Tuesday, October 6, 2015

EU's Highest Court Invalidates EU-US Safe Harbor

Once again Europe challenges US privacy laws.  Today, the Court of Justice of the European Union invalidated a EU-US pact that allowed for easy data transfers from the EU into the US.  The decision will put more pressure on the US to tighten up its privacy laws. Privacy is a basic human right in the EU while most US states are still struggling to prohibit employers and schools from demanding passwords to employees'/students' social media accounts.  In light of this latest Court decision, American companies such as Facebook and Google will have to restructure how they collect, use and store personal data collected from Europe.

Austrian graduate student brought that lawsuit. It alleged that the Europeans’ personal data is unsafe in the US because the law of that country inadequately protects it and the US Gov’t likes to spy on people’s personal information.  In particular mass surveillance under NSA’s PRISM program raised serious concerns.  U.S. intelligence services were able to access people’s personal information in the databases of Facebook and other tech giants. The lawsuit claims mass surveillance by US authorities violates Europeans’ fundamental rights.

So, the Court of Justice of the European Union ruled that the EU-US Safe Harbor agreement on the transfer of personal data is invalid.

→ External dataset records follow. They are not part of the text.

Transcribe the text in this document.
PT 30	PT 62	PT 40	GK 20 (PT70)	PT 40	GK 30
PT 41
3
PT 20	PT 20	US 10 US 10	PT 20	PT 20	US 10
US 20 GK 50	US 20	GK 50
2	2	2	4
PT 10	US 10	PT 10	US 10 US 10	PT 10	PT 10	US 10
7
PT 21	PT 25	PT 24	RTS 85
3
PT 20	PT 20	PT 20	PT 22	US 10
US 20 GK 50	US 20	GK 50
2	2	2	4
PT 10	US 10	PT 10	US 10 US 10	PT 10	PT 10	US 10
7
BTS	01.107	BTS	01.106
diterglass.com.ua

The Safe Harbor agreement had been in place since 2000. What was the agreement for?

EU law requires that companies exporting European citizens' personal data can only do that to countries providing a similar level of legal protection for that data. The Safe Harbor was the agreement that certified that the US provided adequate protection. It was, thus, easy for thousands of US companies to transfer data from the EU to US. All they had to do was to self-certify that they comply with the acceptable privacy principles. More than 5,000 US companies took advantage of the convenient Safe Harbor arrangement to facilitate data transfers.

But now that the Safe Harbor is invalid, Europeans’ personal data can no longer be transferred to US businesses solely on the basis of the Safe Harbor certification. Instead, to authorize data transfer, the parties have to rely on other methods such as the "model contract clauses", which set out the US business’s privacy practices and obligations. That would, of course, be inconvenient and will create lots more administrative work for the US companies.

The decision will put more pressure on the US to tighten up its privacy laws. The US and EU have been negotiating to update the Safe Harbor agreement for almost two years already but it’s still unclear whether the parties are close to concluding the deal.